百里茹如此熱情,拒絕吧,不好;不拒絕吧,對百里劍不公平。我猶豫不絕的轉身進了屋。
“昨晚睡的不好嗎?”百里茹跟了進來,放下臉盆招呼我洗臉,是在問我問什麼見了她就轉身回屋。
“看到你來了,我就知道省的去打水了,所以立即給你讓道。”
百里茹臉龐抹着笑意從懷裡掏出一隻銀色小瓶,向空酒杯裡灑了點粉末,倒了水拌上,立即一股清爽的味香飄了出來。
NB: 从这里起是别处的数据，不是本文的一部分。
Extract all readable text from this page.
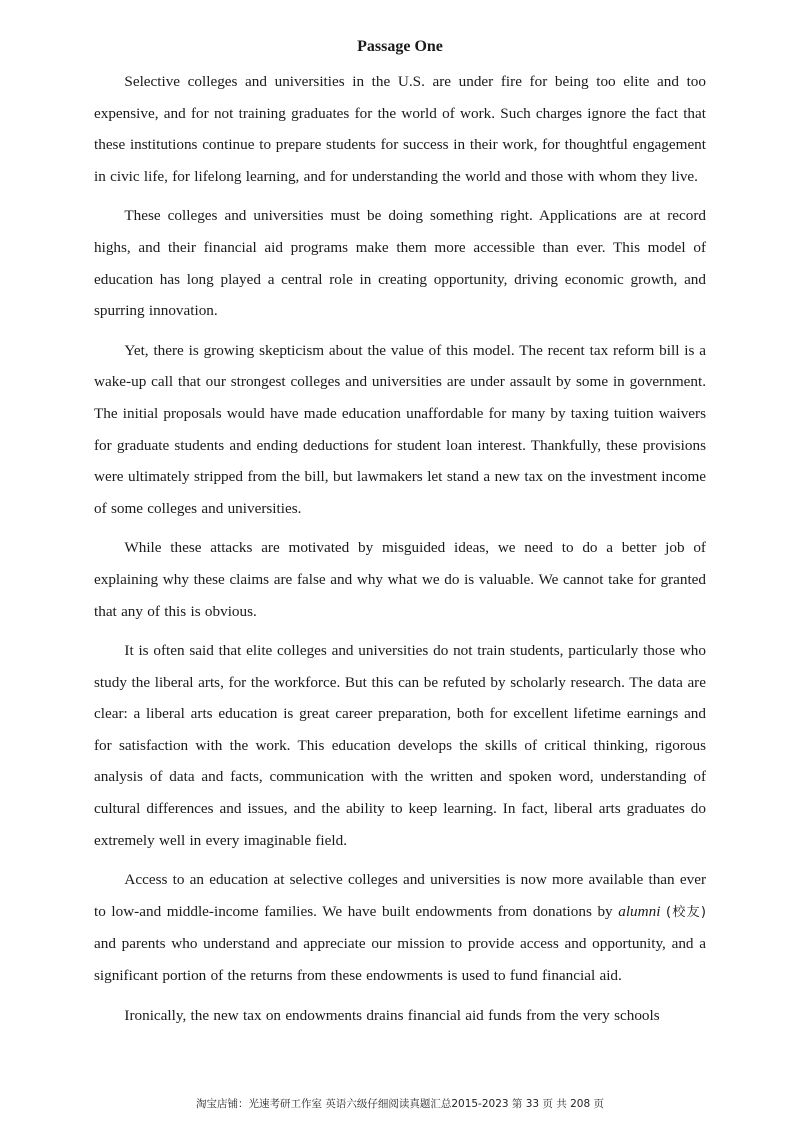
Passage One

Selective colleges and universities in the U.S. are under fire for being too elite and too expensive, and for not training graduates for the world of work. Such charges ignore the fact that these institutions continue to prepare students for success in their work, for thoughtful engagement in civic life, for lifelong learning, and for understanding the world and those with whom they live.

These colleges and universities must be doing something right. Applications are at record highs, and their financial aid programs make them more accessible than ever. This model of education has long played a central role in creating opportunity, driving economic growth, and spurring innovation.

Yet, there is growing skepticism about the value of this model. The recent tax reform bill is a wake-up call that our strongest colleges and universities are under assault by some in government. The initial proposals would have made education unaffordable for many by taxing tuition waivers for graduate students and ending deductions for student loan interest. Thankfully, these provisions were ultimately stripped from the bill, but lawmakers let stand a new tax on the investment income of some colleges and universities.

While these attacks are motivated by misguided ideas, we need to do a better job of explaining why these claims are false and why what we do is valuable. We cannot take for granted that any of this is obvious.

It is often said that elite colleges and universities do not train students, particularly those who study the liberal arts, for the workforce. But this can be refuted by scholarly research. The data are clear: a liberal arts education is great career preparation, both for excellent lifetime earnings and for satisfaction with the work. This education develops the skills of critical thinking, rigorous analysis of data and facts, communication with the written and spoken word, understanding of cultural differences and issues, and the ability to keep learning. In fact, liberal arts graduates do extremely well in every imaginable field.

Access to an education at selective colleges and universities is now more available than ever to low-and middle-income families. We have built endowments from donations by alumni (校友) and parents who understand and appreciate our mission to provide access and opportunity, and a significant portion of the returns from these endowments is used to fund financial aid.

Ironically, the new tax on endowments drains financial aid funds from the very schools

淘宝店铺：光速考研工作室 英语六级仔细阅读真题汇总2015-2023 第 33 页 共 208 页
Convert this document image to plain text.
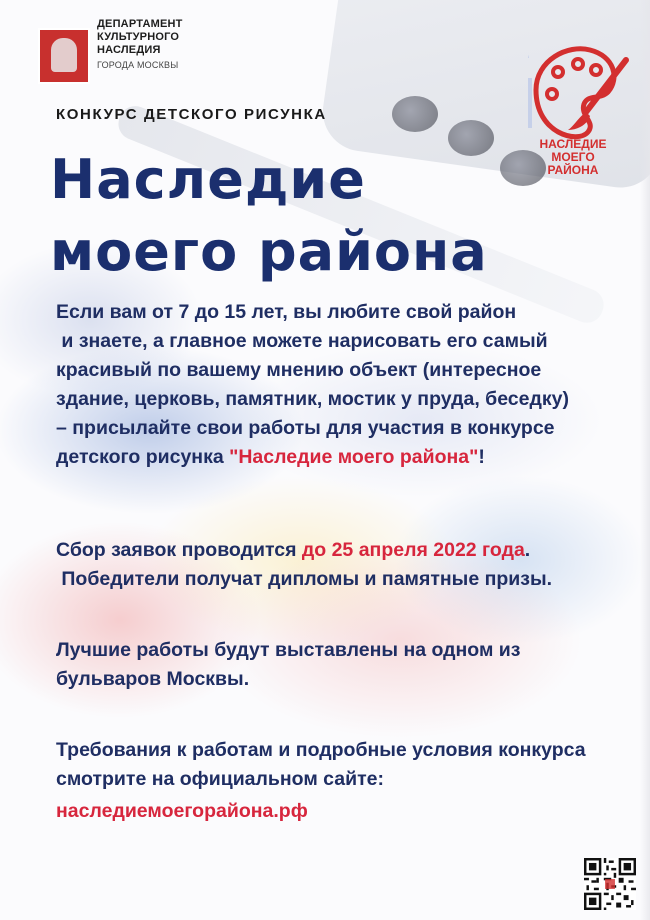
ДЕПАРТАМЕНТ
КУЛЬТУРНОГО
НАСЛЕДИЯ
ГОРОДА МОСКВЫ
НАСЛЕДИЕ
МОЕГО
РАЙОНА
КОНКУРС ДЕТСКОГО РИСУНКА
Наследие
моего района
Если вам от 7 до 15 лет, вы любите свой район
и знаете, а главное можете нарисовать его самый
красивый по вашему мнению объект (интересное
здание, церковь, памятник, мостик у пруда, беседку)
– присылайте свои работы для участия в конкурсе
детского рисунка "Наследие моего района"!
Сбор заявок проводится до 25 апреля 2022 года.
Победители получат дипломы и памятные призы.
Лучшие работы будут выставлены на одном из
бульваров Москвы.
Требования к работам и подробные условия конкурса
смотрите на официальном сайте:
наследиемоегорайона.рф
遞到我跟前。“漱口吧!”
“什麼玩意?”我略顯疑惑。
“好東西。清潔牙齦的,比燕窩漱口好使。”百里茹睜着秀眼,信心百倍的勸我試試。
我接過淺償一口。“甜的。”
“這個甜不像糖的甜味會壞牙齒,快漱口吧。早飯已經弄好了。”
這妮子搞什麼名堂,怎麼突然這麼好。以前在白河峽谷的時候可沒有這種待遇。
漱完口,感覺就像用十幾塊錢的佳潔士刷完牙一樣清爽。這藥的確是個好東西,伸手向她要一瓶。百里茹道:“這叫百草粉,是我剛配出來的。以後有我天天伺候洗漱,你要了做什麼?”
我不禁莞爾。
吃完她做的早點,便穿了官服同徐庶、百里劍領着差役向蹇府行去。
……
蹇府管家是個中年漢子,有着威武的體格,做事說話顯的極有規矩。在徐庶的說話下,他立即請了蹇府主人出來。
“草民蹇石頁拜見大人。”他是個留着長鬍子的中年人,說話走路與管家同出一轍。這讓我很是好奇。
“免禮,起身吧。”我隨口道。
“大人光臨,寒舍蓬蓽生輝。”
“你的這所宅子可不‘寒’。”我故意說着,瞧他的反應。蹇石頁的臉上堆着笑,忽然顯出一派商人的嘴臉。
“大人這邊請。”蹇石頁躬身做請。我便走在前,進了廳堂。
北坐後,百里劍立於左,徐庶坐在右首,蹇石頁坐在左道。我問道:“先前,蔣大順的死你可知道?”
“現在滿城都在流傳這件事,草民在昨天接到通知前已經聽下人說過。”蹇石頁突然離席站了起來說道,神情十分恭敬。
“坐。縣丞說你足不出門,可有此事?”我淡淡的問。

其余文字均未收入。